Robust Cislunar Navigation via LFT-Based $\mathcal{H}_\infty$ Filtering with Bearing-Only Measurements
Raktim Bhattacharya
TL;DR
The paper addresses autonomous cislunar navigation under strongly nonlinear CR3BP dynamics with bearing-only optical measurements. It introduces a Linear Fractional Transformation (LFT) framework to model nonlinear CR3BP dynamics and range-weighted sensing, and designs a full-order H-infinity observer to guarantee L2 performance despite bounded uncertainties. The robust observer is synthesized via salahmuuning of structured uncertainties and LPV representation, with simulations on Near Rectilinear Halo Orbits showing bounded estimation errors and smooth position tracking using flight-representative sensors.

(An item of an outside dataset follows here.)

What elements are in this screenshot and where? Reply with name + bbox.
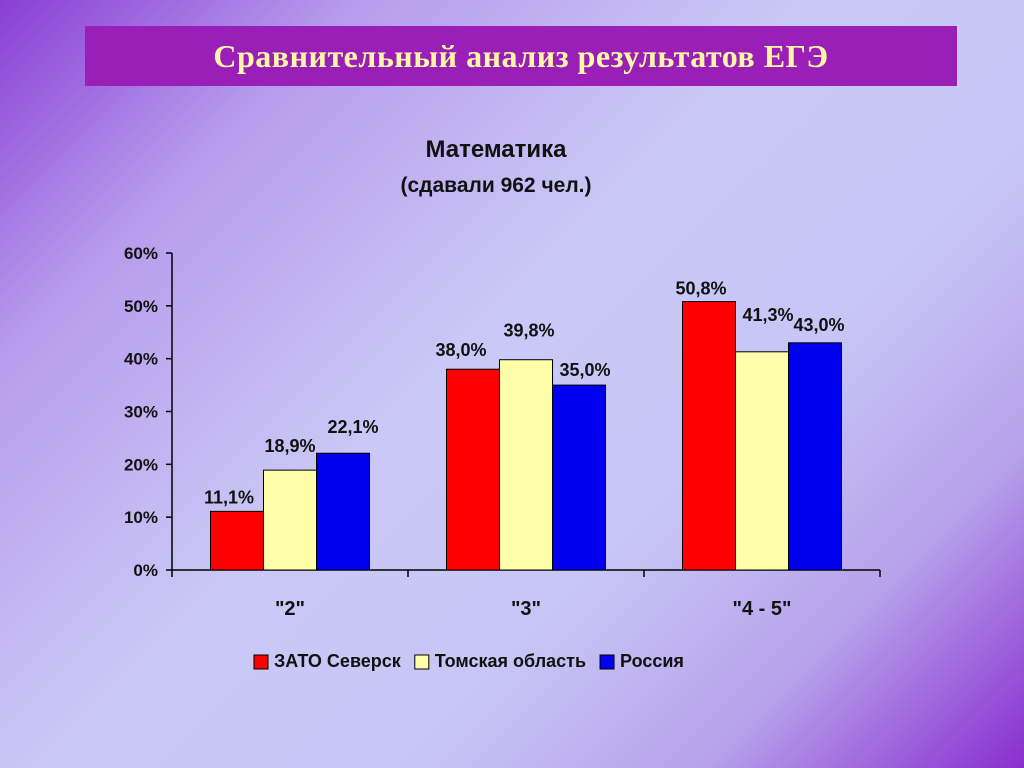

The work demonstrates a viable, robust onboard navigation approach for NRHO missions, reducing reliance on ground-based tracking and precise clocks while maintaining performance during comms gaps and occultations.
Abstract
This paper develops a robust estimation framework for cislunar navigation that embeds the Circular Restricted Three-Body Problem (CR3BP) dynamics and bearing-only optical measurements within a Linear Fractional Transformation (LFT) representation. A full-order $\mathcal{H}_\infty$ observer is synthesized with explicit $\mathcal{L}_2$ performance bounds. The formulation yields a nonlinear estimator that operates directly on the governing equations and avoids reliance on local linearizations. Dominant nonlinearities are expressed as structured real uncertainties, while measurement fidelity is represented through range-dependent weighting with Earth-Moon distances reconstructed from line-of-sight geometry. The sensing architecture assumes passive star-tracker-class optical instruments, eliminating the need for time-of-flight ranging or precision clocks. Simulations demonstrate bounded estimation errors and smooth position tracking over multiple orbital periods, with the largest deviations observed in the out-of-plane states, consistent with the stiffness of the vertical dynamics and the limitations of angle-only observability. Application to a Near Rectilinear Halo Orbit (NRHO) illustrates that the framework can achieve robust onboard navigation with bounded estimation errors with flight-representative sensors.